M. Jean-Jacques Ferrara. Nous n’avons aucune raison de nous opposer à cette proposition de loi, qui a une portée essentiellement symbolique. Ce qui nous importe, c’est que l’ONACVG ait les moyens financiers et humains de continuer de mener son action, notamment sociale, aussi bien à Paris qu’à Caen et dans tous nos départements. Le budget de l’action sociale stagne autour de 25 ou 26 millions d’euros depuis des années : au moins ne diminue-t-il pas. Mais nous devons rester très vigilants et veiller à la préservation du maillage territorial de l’ONACVG, auquel nous sommes très attachés.

Mme Josy Poueyto. Je vous souhaite à tous une bonne année, en particulier une santé bien solide !

Le rapporteur vient de nous présenter l’évolution sémantique de l’Office national des anciens combattants et des victimes de guerre depuis sa création. Je salue son implication dans son rôle de rapporteur pour avis du budget des anciens combattants. Ce texte répond à l’une des recommandations qu’il avait émises en 2020.

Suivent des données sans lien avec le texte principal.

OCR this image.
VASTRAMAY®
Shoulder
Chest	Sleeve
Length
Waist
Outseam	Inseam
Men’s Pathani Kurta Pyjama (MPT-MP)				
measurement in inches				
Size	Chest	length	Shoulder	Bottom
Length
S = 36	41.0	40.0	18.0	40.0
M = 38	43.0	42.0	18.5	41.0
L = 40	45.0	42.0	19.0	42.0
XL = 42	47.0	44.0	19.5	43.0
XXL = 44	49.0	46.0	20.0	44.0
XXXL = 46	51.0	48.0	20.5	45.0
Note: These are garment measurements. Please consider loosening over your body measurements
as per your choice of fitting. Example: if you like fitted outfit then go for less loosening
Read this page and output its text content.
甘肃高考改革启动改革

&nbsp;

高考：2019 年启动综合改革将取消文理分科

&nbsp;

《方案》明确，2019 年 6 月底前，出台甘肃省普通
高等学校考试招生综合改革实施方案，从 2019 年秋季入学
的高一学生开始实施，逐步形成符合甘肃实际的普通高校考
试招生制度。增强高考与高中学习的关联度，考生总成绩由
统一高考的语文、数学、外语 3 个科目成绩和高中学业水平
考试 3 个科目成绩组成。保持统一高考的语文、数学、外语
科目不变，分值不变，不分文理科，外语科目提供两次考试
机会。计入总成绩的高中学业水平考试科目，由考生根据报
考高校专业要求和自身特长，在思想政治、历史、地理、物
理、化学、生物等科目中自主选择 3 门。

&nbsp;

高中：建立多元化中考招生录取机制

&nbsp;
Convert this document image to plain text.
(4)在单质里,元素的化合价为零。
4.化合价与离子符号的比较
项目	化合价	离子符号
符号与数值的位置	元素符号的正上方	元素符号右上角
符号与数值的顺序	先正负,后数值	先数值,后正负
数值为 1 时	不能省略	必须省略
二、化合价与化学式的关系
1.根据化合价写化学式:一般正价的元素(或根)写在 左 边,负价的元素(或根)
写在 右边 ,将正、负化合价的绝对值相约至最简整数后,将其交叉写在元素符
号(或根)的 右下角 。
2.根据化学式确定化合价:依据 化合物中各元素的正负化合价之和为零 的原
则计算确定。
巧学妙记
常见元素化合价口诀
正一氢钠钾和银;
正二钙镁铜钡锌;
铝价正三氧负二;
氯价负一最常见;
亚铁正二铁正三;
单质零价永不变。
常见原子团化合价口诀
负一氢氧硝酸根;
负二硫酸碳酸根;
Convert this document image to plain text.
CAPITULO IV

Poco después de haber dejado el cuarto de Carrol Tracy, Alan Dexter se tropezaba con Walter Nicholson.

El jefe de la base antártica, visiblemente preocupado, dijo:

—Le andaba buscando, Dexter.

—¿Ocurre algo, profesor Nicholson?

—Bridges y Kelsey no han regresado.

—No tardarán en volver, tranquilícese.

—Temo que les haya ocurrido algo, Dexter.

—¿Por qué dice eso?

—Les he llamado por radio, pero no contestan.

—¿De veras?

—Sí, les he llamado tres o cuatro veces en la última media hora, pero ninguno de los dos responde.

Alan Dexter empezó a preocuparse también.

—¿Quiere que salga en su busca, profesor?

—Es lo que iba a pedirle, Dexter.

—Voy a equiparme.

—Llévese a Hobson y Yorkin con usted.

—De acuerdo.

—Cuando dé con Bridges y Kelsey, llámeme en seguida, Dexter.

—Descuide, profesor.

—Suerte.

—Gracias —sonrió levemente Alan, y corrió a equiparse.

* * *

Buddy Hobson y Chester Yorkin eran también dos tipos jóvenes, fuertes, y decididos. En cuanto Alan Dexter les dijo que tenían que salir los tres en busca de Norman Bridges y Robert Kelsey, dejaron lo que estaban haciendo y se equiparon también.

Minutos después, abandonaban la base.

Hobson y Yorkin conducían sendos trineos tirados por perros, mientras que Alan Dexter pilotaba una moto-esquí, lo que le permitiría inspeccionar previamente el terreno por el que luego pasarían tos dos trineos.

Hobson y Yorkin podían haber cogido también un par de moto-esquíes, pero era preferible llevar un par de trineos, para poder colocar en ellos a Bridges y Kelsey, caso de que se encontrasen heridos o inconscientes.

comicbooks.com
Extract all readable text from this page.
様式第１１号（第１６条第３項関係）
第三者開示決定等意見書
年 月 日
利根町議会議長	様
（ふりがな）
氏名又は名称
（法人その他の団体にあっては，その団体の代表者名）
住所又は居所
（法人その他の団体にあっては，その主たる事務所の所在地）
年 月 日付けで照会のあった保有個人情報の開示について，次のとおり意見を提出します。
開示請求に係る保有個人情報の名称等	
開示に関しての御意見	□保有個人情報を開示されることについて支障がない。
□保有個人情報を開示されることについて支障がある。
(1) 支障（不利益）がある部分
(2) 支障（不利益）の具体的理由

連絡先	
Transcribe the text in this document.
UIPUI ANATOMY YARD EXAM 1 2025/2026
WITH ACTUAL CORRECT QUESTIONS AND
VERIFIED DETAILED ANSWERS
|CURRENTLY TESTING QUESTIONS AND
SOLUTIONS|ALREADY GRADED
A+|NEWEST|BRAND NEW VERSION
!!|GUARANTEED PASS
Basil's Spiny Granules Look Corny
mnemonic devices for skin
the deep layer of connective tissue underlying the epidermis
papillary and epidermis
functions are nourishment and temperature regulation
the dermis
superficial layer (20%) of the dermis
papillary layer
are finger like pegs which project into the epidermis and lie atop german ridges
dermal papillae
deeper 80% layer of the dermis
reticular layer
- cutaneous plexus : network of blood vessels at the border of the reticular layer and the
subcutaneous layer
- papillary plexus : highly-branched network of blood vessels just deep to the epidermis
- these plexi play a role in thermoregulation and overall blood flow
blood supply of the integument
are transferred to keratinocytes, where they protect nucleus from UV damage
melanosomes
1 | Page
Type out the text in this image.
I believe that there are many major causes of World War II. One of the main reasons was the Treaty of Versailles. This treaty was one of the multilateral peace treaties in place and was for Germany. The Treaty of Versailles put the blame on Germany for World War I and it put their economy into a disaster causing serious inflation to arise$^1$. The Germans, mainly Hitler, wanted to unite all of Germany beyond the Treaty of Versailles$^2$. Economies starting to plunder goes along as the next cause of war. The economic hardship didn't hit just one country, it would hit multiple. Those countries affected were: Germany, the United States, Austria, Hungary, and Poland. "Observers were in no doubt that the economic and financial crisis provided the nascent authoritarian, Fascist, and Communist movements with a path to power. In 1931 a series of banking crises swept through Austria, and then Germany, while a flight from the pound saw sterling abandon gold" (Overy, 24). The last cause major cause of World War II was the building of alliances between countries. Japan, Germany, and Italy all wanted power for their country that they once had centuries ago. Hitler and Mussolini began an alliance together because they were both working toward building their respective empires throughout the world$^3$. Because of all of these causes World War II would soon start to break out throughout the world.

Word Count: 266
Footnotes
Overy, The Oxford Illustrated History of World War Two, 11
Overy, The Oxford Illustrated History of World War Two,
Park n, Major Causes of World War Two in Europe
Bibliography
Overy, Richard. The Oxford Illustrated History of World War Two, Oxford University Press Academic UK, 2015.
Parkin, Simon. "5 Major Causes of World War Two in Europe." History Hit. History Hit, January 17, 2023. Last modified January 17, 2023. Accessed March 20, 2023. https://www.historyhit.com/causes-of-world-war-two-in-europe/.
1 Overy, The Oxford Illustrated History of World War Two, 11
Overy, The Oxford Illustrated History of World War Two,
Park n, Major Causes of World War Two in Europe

Pour autant, cette évolution ne doit pas être uniquement sémantique. La poursuite des objectifs de l’Office au sein du monde combattant ne sera possible que si les moyens humains et financiers dont il a besoin lui sont accordés jusqu’en 2025 afin qu’il puisse inscrire son action dans la durée.

En effet, si la majorité a eu à cœur de maintenir, durant cette législature, les moyens nécessaires au bon fonctionnement des différents services de l’Office, qui ont ainsi pu relayer les associations du monde combattant, il est primordial que cet objectif reste une priorité malgré les échéances électorales. Ainsi, Mme Darrieussecq a maintenu les efforts tout au long du quinquennat. Je salue le travail remarquable qu’elle accomplit. Cela fait bien longtemps qu’un ministre n’avait pas été aussi présent sur le terrain.

Le deuxième axe du contrat d’objectifs et de performance de l’Office, l’ancrage de la politique de mémoire et de citoyenneté dans les territoires, impose de conserver ses relais au sein des collectivités, qui permettent aux élus locaux d’entretenir des liens forts entre les circonscriptions et le monde combattant. Elles doivent ainsi être informées des dispositifs d’accompagnement installés par le ministère ou l’Office. De même, alors que leurs compétences augmentent à chaque nouvelle mesure de décentralisation, leur expertise doit être confortée par des mesures de soutien. Seule une politique aussi engagée que celle menée ces dernières années, permettra d’atteindre ces objectifs.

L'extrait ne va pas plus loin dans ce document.